HAMNO addresses a fundamental challenge in scientific computing—learning PDE solution operators for multi-scale, nonlinear dynamical systems—with a well-structured hierarchical architecture combining local and global representations plus physics-informed constraints. Its contributions (adaptive gating, multi-objective physics loss with strong/weak forms, demonstrated improvements on challenging PDEs) have broad applicability across computational physics and engineering. Paper 1 introduces an interesting application of INRs to behavioral policy representation, but addresses a more niche problem with mixed results (amortized encoders remain competitive in many settings), limiting its broader impact.

Paper 1 introduces a highly novel conceptual bridge by adapting Implicit Neural Representations (INRs) from vision to behavioral policy learning. This offers a fundamentally new paradigm for handling unlabeled, heterogeneous behavioral data with variable episode lengths and complex out-of-distribution shifts. Its broad applicability across robotics, gaming, and autonomous driving suggests a wider and more enduring impact across multiple fields compared to Paper 2, which presents a valuable but arguably more incremental methodological improvement specific to LLM agentic reinforcement learning.
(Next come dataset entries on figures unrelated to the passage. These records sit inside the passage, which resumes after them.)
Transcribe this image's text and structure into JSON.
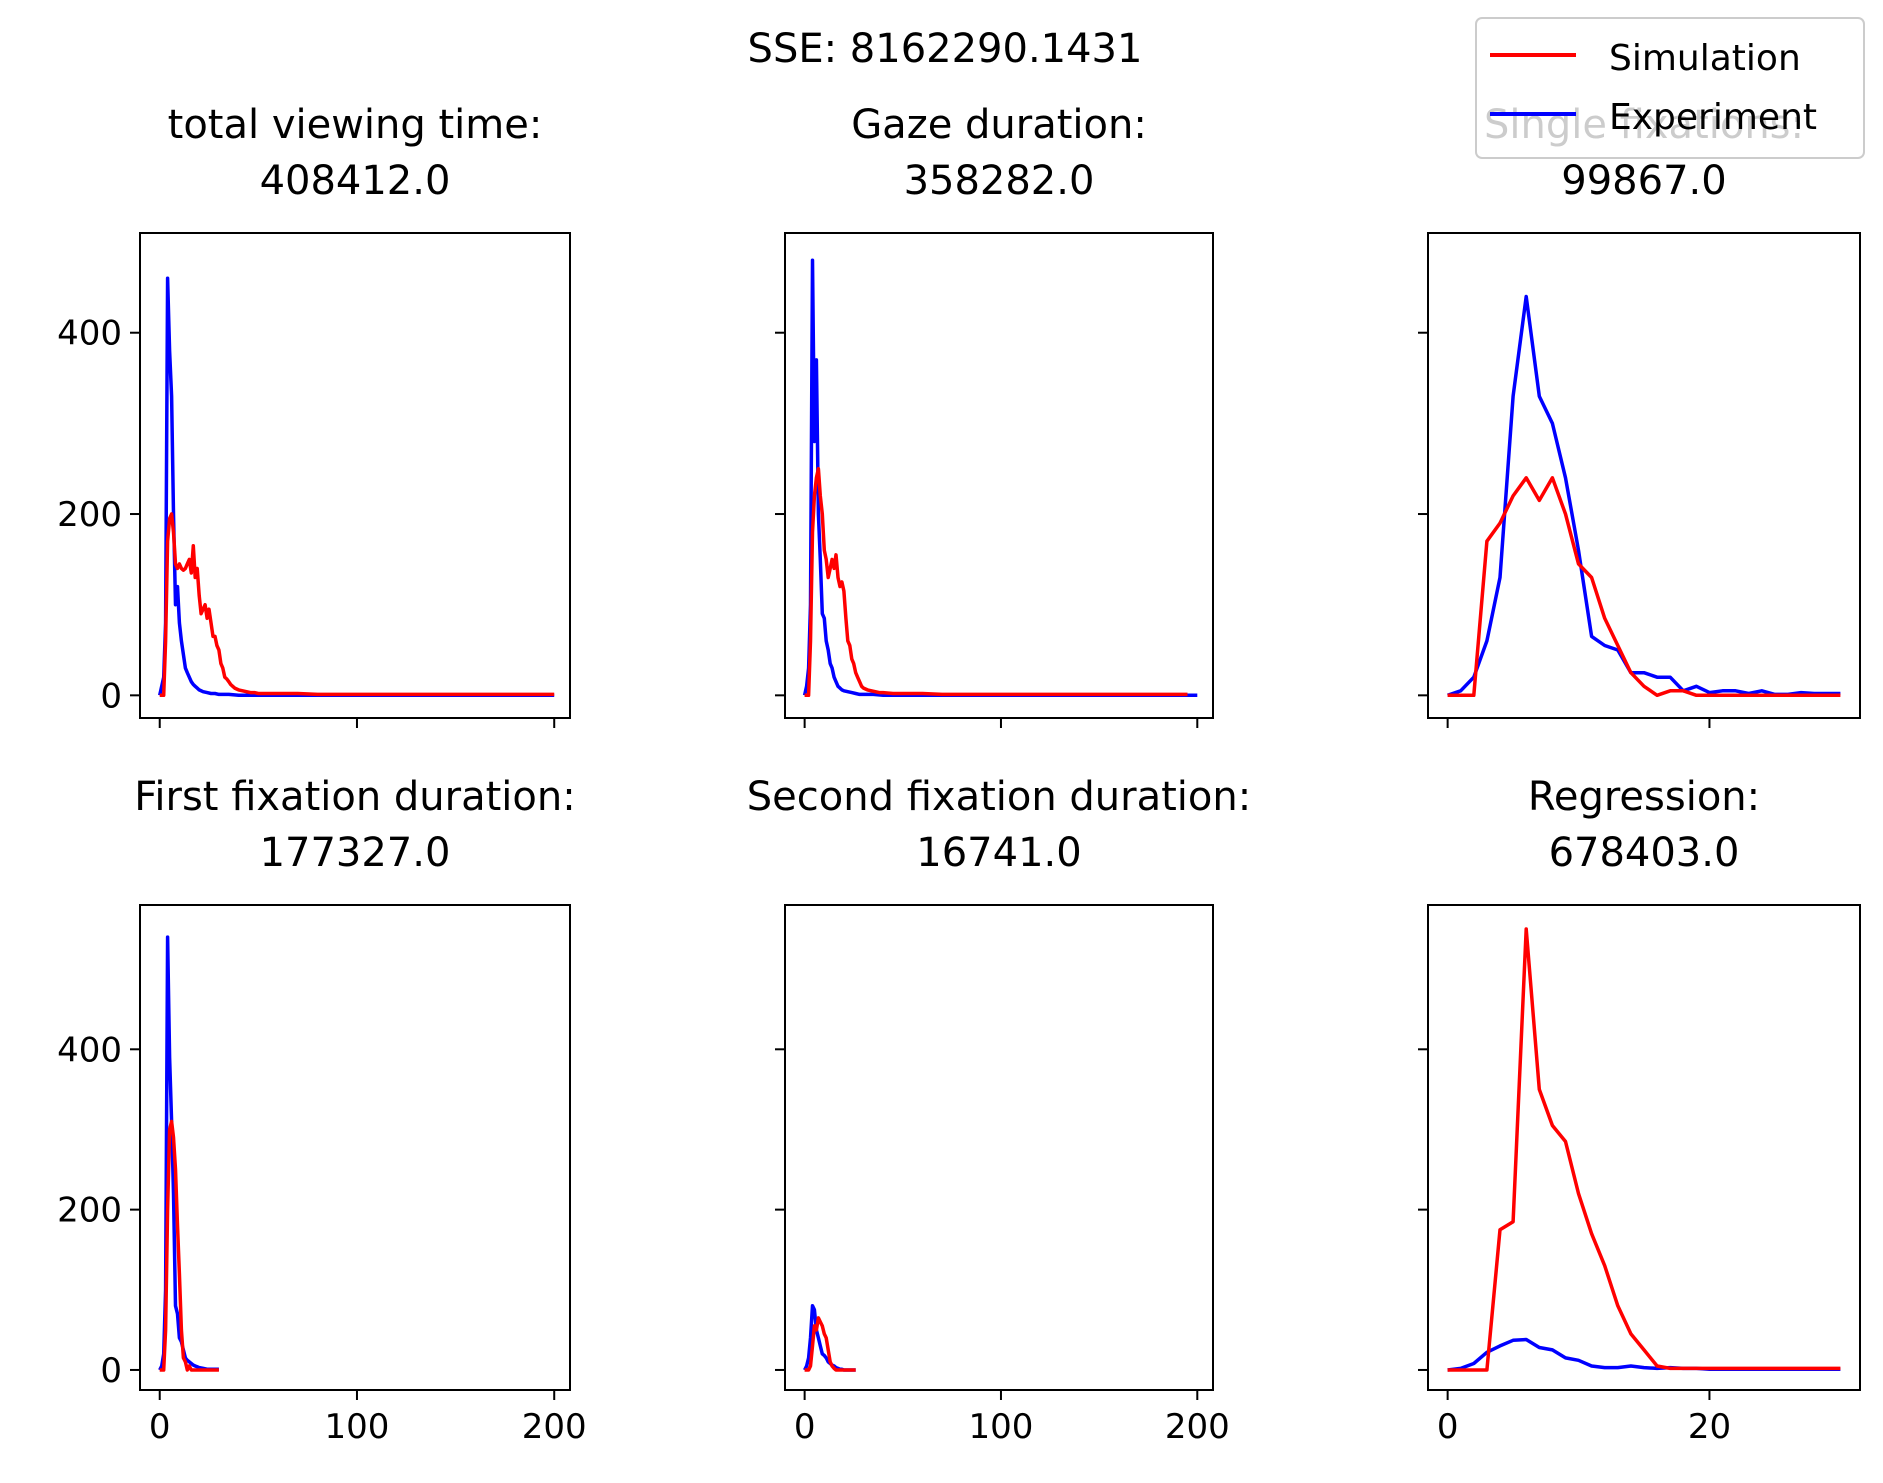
{
  "suptitle": "SSE: 8162290.1431",
  "legend": {
    "placement": "top-right",
    "items": [
      {
        "label": "Simulation",
        "color": "#ff0000"
      },
      {
        "label": "Experiment",
        "color": "#0000ff"
      }
    ]
  },
  "colors": {
    "simulation": "#ff0000",
    "experiment": "#0000ff",
    "axes": "#000000"
  },
  "chart_data": [
    {
      "type": "line",
      "title": "total viewing time:\n408412.0",
      "xlim": [
        -10,
        208
      ],
      "ylim": [
        -25,
        510
      ],
      "xticks": [
        0,
        100,
        200
      ],
      "yticks": [
        0,
        200,
        400
      ],
      "show_xtick_labels": false,
      "show_ytick_labels": true,
      "series": [
        {
          "name": "Experiment",
          "x": [
            0,
            1,
            2,
            3,
            4,
            5,
            6,
            7,
            8,
            9,
            10,
            11,
            12,
            13,
            14,
            15,
            16,
            17,
            18,
            19,
            20,
            22,
            24,
            26,
            28,
            30,
            35,
            40,
            50,
            60,
            80,
            100,
            150,
            200
          ],
          "y": [
            0,
            10,
            20,
            80,
            460,
            380,
            330,
            200,
            100,
            120,
            80,
            60,
            45,
            30,
            25,
            20,
            15,
            12,
            10,
            8,
            6,
            4,
            3,
            2,
            2,
            1,
            1,
            0,
            0,
            0,
            0,
            0,
            0,
            0
          ]
        },
        {
          "name": "Simulation",
          "x": [
            0,
            2,
            3,
            4,
            5,
            6,
            7,
            8,
            9,
            10,
            11,
            12,
            13,
            14,
            15,
            16,
            17,
            18,
            19,
            20,
            21,
            22,
            23,
            24,
            25,
            26,
            27,
            28,
            29,
            30,
            31,
            32,
            33,
            34,
            35,
            36,
            37,
            38,
            40,
            42,
            44,
            46,
            48,
            50,
            55,
            60,
            70,
            80,
            100,
            120,
            150,
            180,
            200
          ],
          "y": [
            0,
            0,
            60,
            170,
            195,
            200,
            180,
            145,
            140,
            145,
            140,
            138,
            140,
            145,
            150,
            135,
            165,
            130,
            140,
            110,
            90,
            95,
            100,
            85,
            95,
            80,
            65,
            65,
            55,
            50,
            35,
            30,
            20,
            18,
            15,
            12,
            10,
            8,
            6,
            5,
            4,
            3,
            3,
            2,
            2,
            2,
            2,
            1,
            1,
            1,
            1,
            1,
            1
          ]
        }
      ]
    },
    {
      "type": "line",
      "title": "Gaze duration:\n358282.0",
      "xlim": [
        -10,
        208
      ],
      "ylim": [
        -25,
        510
      ],
      "xticks": [
        0,
        100,
        200
      ],
      "yticks": [
        0,
        200,
        400
      ],
      "show_xtick_labels": false,
      "show_ytick_labels": false,
      "series": [
        {
          "name": "Experiment",
          "x": [
            0,
            1,
            2,
            3,
            4,
            5,
            6,
            7,
            8,
            9,
            10,
            11,
            12,
            13,
            14,
            15,
            16,
            17,
            18,
            19,
            20,
            22,
            24,
            26,
            28,
            30,
            35,
            40,
            50,
            60,
            80,
            100,
            150,
            200
          ],
          "y": [
            0,
            10,
            30,
            100,
            480,
            280,
            370,
            200,
            150,
            90,
            85,
            60,
            50,
            35,
            30,
            20,
            15,
            10,
            8,
            6,
            5,
            4,
            3,
            2,
            1,
            1,
            1,
            0,
            0,
            0,
            0,
            0,
            0,
            0
          ]
        },
        {
          "name": "Simulation",
          "x": [
            0,
            2,
            3,
            4,
            5,
            6,
            7,
            8,
            9,
            10,
            11,
            12,
            13,
            14,
            15,
            16,
            17,
            18,
            19,
            20,
            21,
            22,
            23,
            24,
            25,
            26,
            27,
            28,
            29,
            30,
            32,
            34,
            36,
            38,
            40,
            45,
            50,
            55,
            60,
            70,
            80,
            100,
            120,
            150,
            180,
            195
          ],
          "y": [
            0,
            0,
            60,
            180,
            220,
            240,
            250,
            220,
            200,
            160,
            150,
            130,
            140,
            150,
            140,
            155,
            130,
            120,
            125,
            115,
            85,
            60,
            55,
            40,
            35,
            25,
            20,
            15,
            10,
            8,
            6,
            5,
            4,
            3,
            3,
            2,
            2,
            2,
            2,
            1,
            1,
            1,
            1,
            1,
            1,
            1
          ]
        }
      ]
    },
    {
      "type": "line",
      "title": "Single fixations:\n99867.0",
      "xlim": [
        -1.5,
        31.5
      ],
      "ylim": [
        -25,
        510
      ],
      "xticks": [
        0,
        20
      ],
      "yticks": [
        0,
        200,
        400
      ],
      "show_xtick_labels": false,
      "show_ytick_labels": false,
      "series": [
        {
          "name": "Experiment",
          "x": [
            0,
            1,
            2,
            3,
            4,
            5,
            6,
            7,
            8,
            9,
            10,
            11,
            12,
            13,
            14,
            15,
            16,
            17,
            18,
            19,
            20,
            21,
            22,
            23,
            24,
            25,
            26,
            27,
            28,
            29,
            30
          ],
          "y": [
            0,
            5,
            20,
            60,
            130,
            330,
            440,
            330,
            300,
            240,
            160,
            65,
            55,
            50,
            25,
            25,
            20,
            20,
            5,
            10,
            3,
            5,
            5,
            2,
            5,
            1,
            1,
            3,
            2,
            2,
            2
          ]
        },
        {
          "name": "Simulation",
          "x": [
            0,
            1,
            2,
            3,
            4,
            5,
            6,
            7,
            8,
            9,
            10,
            11,
            12,
            13,
            14,
            15,
            16,
            17,
            18,
            19,
            20,
            21,
            22,
            23,
            24,
            25,
            26,
            27,
            28,
            29,
            30
          ],
          "y": [
            0,
            0,
            0,
            170,
            190,
            220,
            240,
            215,
            240,
            200,
            145,
            130,
            85,
            55,
            25,
            10,
            0,
            5,
            5,
            0,
            0,
            0,
            0,
            0,
            0,
            0,
            0,
            0,
            0,
            0,
            0
          ]
        }
      ]
    },
    {
      "type": "line",
      "title": "First fixation duration:\n177327.0",
      "xlim": [
        -10,
        208
      ],
      "ylim": [
        -25,
        580
      ],
      "xticks": [
        0,
        100,
        200
      ],
      "yticks": [
        0,
        200,
        400
      ],
      "show_xtick_labels": true,
      "show_ytick_labels": true,
      "series": [
        {
          "name": "Experiment",
          "x": [
            0,
            1,
            2,
            3,
            4,
            5,
            6,
            7,
            8,
            9,
            10,
            11,
            12,
            13,
            14,
            15,
            16,
            17,
            18,
            19,
            20,
            22,
            24,
            26,
            28,
            30
          ],
          "y": [
            0,
            5,
            20,
            100,
            540,
            390,
            310,
            220,
            80,
            70,
            40,
            35,
            25,
            15,
            12,
            10,
            8,
            6,
            5,
            4,
            3,
            2,
            1,
            1,
            1,
            1
          ]
        },
        {
          "name": "Simulation",
          "x": [
            0,
            2,
            3,
            4,
            5,
            6,
            7,
            8,
            9,
            10,
            11,
            12,
            13,
            14,
            15,
            16,
            17,
            18,
            20,
            22,
            24,
            26,
            28,
            30
          ],
          "y": [
            0,
            0,
            50,
            200,
            300,
            310,
            290,
            250,
            180,
            120,
            50,
            15,
            10,
            0,
            5,
            0,
            0,
            0,
            0,
            0,
            0,
            0,
            0,
            0
          ]
        }
      ]
    },
    {
      "type": "line",
      "title": "Second fixation duration:\n16741.0",
      "xlim": [
        -10,
        208
      ],
      "ylim": [
        -25,
        580
      ],
      "xticks": [
        0,
        100,
        200
      ],
      "yticks": [
        0,
        200,
        400
      ],
      "show_xtick_labels": true,
      "show_ytick_labels": false,
      "series": [
        {
          "name": "Experiment",
          "x": [
            0,
            1,
            2,
            3,
            4,
            5,
            6,
            7,
            8,
            9,
            10,
            11,
            12,
            13,
            14,
            15,
            16,
            17,
            18,
            19,
            20,
            22,
            24,
            26
          ],
          "y": [
            0,
            5,
            15,
            40,
            80,
            75,
            50,
            40,
            30,
            20,
            18,
            15,
            10,
            8,
            6,
            5,
            3,
            2,
            1,
            1,
            0,
            0,
            0,
            0
          ]
        },
        {
          "name": "Simulation",
          "x": [
            0,
            1,
            2,
            3,
            4,
            5,
            6,
            7,
            8,
            9,
            10,
            11,
            12,
            13,
            14,
            15,
            16,
            17,
            18,
            20,
            22,
            24,
            26
          ],
          "y": [
            0,
            0,
            0,
            5,
            30,
            55,
            50,
            65,
            60,
            55,
            45,
            40,
            25,
            10,
            5,
            2,
            0,
            0,
            0,
            0,
            0,
            0,
            0
          ]
        }
      ]
    },
    {
      "type": "line",
      "title": "Regression:\n678403.0",
      "xlim": [
        -1.5,
        31.5
      ],
      "ylim": [
        -25,
        580
      ],
      "xticks": [
        0,
        20
      ],
      "yticks": [
        0,
        200,
        400
      ],
      "show_xtick_labels": true,
      "show_ytick_labels": false,
      "series": [
        {
          "name": "Experiment",
          "x": [
            0,
            1,
            2,
            3,
            4,
            5,
            6,
            7,
            8,
            9,
            10,
            11,
            12,
            13,
            14,
            15,
            16,
            17,
            18,
            19,
            20,
            21,
            22,
            23,
            24,
            25,
            26,
            27,
            28,
            29,
            30
          ],
          "y": [
            0,
            2,
            8,
            22,
            30,
            37,
            38,
            28,
            25,
            15,
            12,
            5,
            3,
            3,
            5,
            3,
            2,
            3,
            2,
            2,
            1,
            1,
            1,
            1,
            1,
            1,
            1,
            1,
            1,
            1,
            1
          ]
        },
        {
          "name": "Simulation",
          "x": [
            0,
            1,
            2,
            3,
            4,
            5,
            6,
            7,
            8,
            9,
            10,
            11,
            12,
            13,
            14,
            15,
            16,
            17,
            18,
            19,
            20,
            21,
            22,
            23,
            24,
            25,
            26,
            27,
            28,
            29,
            30
          ],
          "y": [
            0,
            0,
            0,
            0,
            175,
            185,
            550,
            350,
            305,
            285,
            220,
            170,
            130,
            80,
            45,
            25,
            5,
            2,
            2,
            2,
            2,
            2,
            2,
            2,
            2,
            2,
            2,
            2,
            2,
            2,
            2
          ]
        }
      ]
    }
  ]
}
Paper 2 introduces a highly novel methodological advancement by adapting Implicit Neural Representations (INRs) from vision to behavioral modeling. This creates a versatile framework for policy representation learning applicable across diverse domains like robotics, autonomous racing, and gaming. While Paper 1 offers a rigorous and clinically valuable application of multimodal learning for Alzheimer's staging, Paper 2 provides a foundational AI innovation with broader cross-disciplinary impact, addressing complex challenges like varying episode lengths and novel out-of-distribution shifts. Consequently, Paper 2 has a higher potential for widespread theoretical and practical adoption across the broader AI community.

Paper 2 introduces a concrete novel method (Behavioral INR) with clear technical contributions—adapting implicit neural representations to policy learning, defining new OOD shift types, and demonstrating results across diverse real-world domains (chess, F1 racing, robotics). It provides code/checkpoints and addresses a practical problem with broad applicability. Paper 1 is a conceptual/position paper on uncertainty in dynamical systems that clarifies existing distinctions but offers less methodological novelty. While Paper 1 addresses an important topic, Paper 2's combination of novelty, empirical rigor, and practical applications gives it higher potential impact.